Своеобразный, особенный, никому не понятный язык,
но с человечьими мыслями. И, как проносящийся пил рекою осенний туман, мысли эти неясно, разорвано, меняясь и тая, неуловимыми очертаниями смутно складывались в: «Ты — мой... ты — мой... Не уйдешь... Ты мой... Не уйдешь... Ты — мо-о-ой!..»

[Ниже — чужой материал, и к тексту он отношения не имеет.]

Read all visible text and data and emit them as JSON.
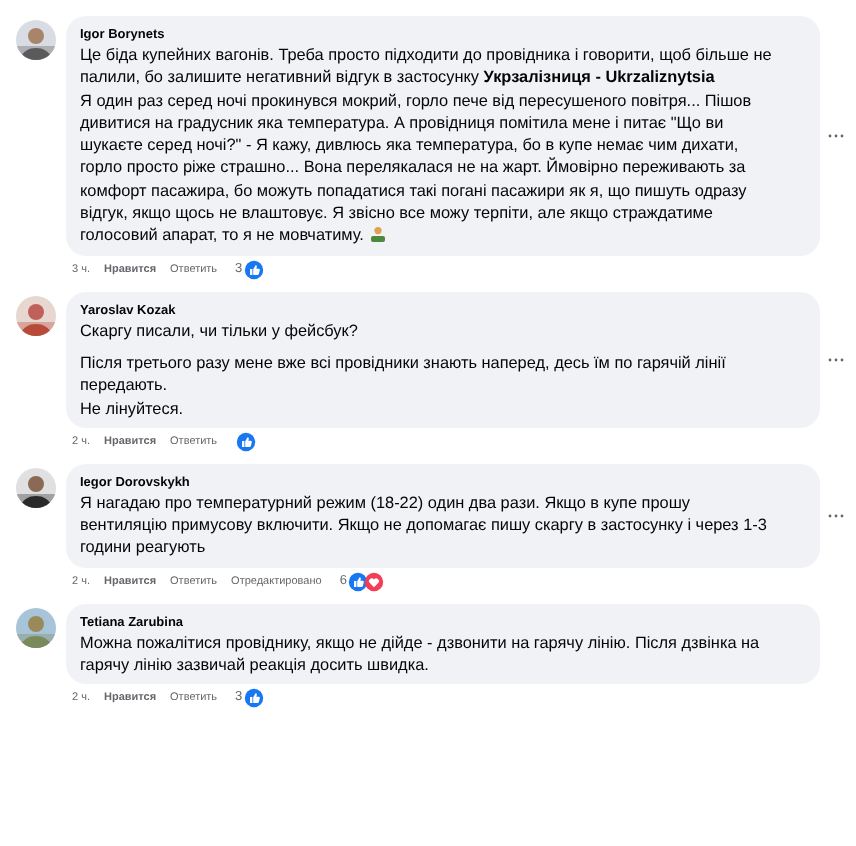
{
  "comments": [
    {
      "author": "Igor Borynets",
      "paragraphs": [
        [
          "Це біда купейних вагонів. Треба просто підходити до провідника і говорити, щоб більше не палили, бо залишите негативний відгук в застосунку **Укрзалізниця - Ukrzaliznytsia**",
          "Я один раз серед ночі прокинувся мокрий, горло пече від пересушеного повітря... Пішов дивитися на градусник яка температура. А провідниця помітила мене і питає \"Що ви шукаєте серед ночі?\" - Я кажу, дивлюсь яка температура, бо в купе немає чим дихати, горло просто ріже страшно... Вона перелякалася не на жарт. Ймовірно переживають за комфорт пасажира, бо можуть попадатися такі погані пасажири як я, що пишуть одразу відгук, якщо щось не влаштовує. Я звісно все можу терпіти, але якщо страждатиме голосовий апарат, то я не мовчатиму."
        ]
      ],
      "emoji": true,
      "time": "3 ч.",
      "like": "Нравится",
      "reply": "Ответить",
      "count": "3",
      "reactions": [
        {
          "kind": "like"
        }
      ],
      "menu": true
    },
    {
      "author": "Yaroslav Kozak",
      "paragraphs": [
        [
          "Скаргу писали, чи тільки у фейсбук?"
        ],
        [
          "Після третього разу мене вже всі провідники знають наперед, десь їм по гарячій лінії передають.",
          "Не лінуйтеся."
        ]
      ],
      "emoji": false,
      "time": "2 ч.",
      "like": "Нравится",
      "reply": "Ответить",
      "reactions": [
        {
          "kind": "like"
        }
      ],
      "menu": true
    },
    {
      "author": "Iegor Dorovskykh",
      "paragraphs": [
        [
          "Я нагадаю про температурний режим (18-22) один два рази. Якщо в купе прошу вентиляцію примусову включити. Якщо не допомагає пишу скаргу в застосунку і через 1-3 години реагують"
        ]
      ],
      "emoji": false,
      "time": "2 ч.",
      "like": "Нравится",
      "reply": "Ответить",
      "edited": "Отредактировано",
      "count": "6",
      "reactions": [
        {
          "kind": "like"
        },
        {
          "kind": "love"
        }
      ],
      "menu": true
    },
    {
      "author": "Tetiana Zarubina",
      "paragraphs": [
        [
          "Можна пожалітися провіднику, якщо не дійде - дзвонити на гарячу лінію. Після дзвінка на гарячу лінію зазвичай реакція досить швидка."
        ]
      ],
      "emoji": false,
      "time": "2 ч.",
      "like": "Нравится",
      "reply": "Ответить",
      "count": "3",
      "reactions": [
        {
          "kind": "like"
        }
      ],
      "menu": false
    }
  ]
}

К этому лениво ворочающемуся колесу, к этому черному, угрюмому срубу с нависшей соломой, к мерно звучащей воде, к жернову, неутомимо ведущему всегда однообразную речь, но с разнообразным таинственным содержанием, Иван научился относиться как к живому;
— Чего долго не идешь вечерять?
— Мельница, вишь, не пускает.
Или:
— Колесо нонче осерчало, трошки руку в плече не выдернуло.
Или:
— Но и развеселился нонче жернов — так и пляшет, так и пляшет, муку не успеваешь отгребать.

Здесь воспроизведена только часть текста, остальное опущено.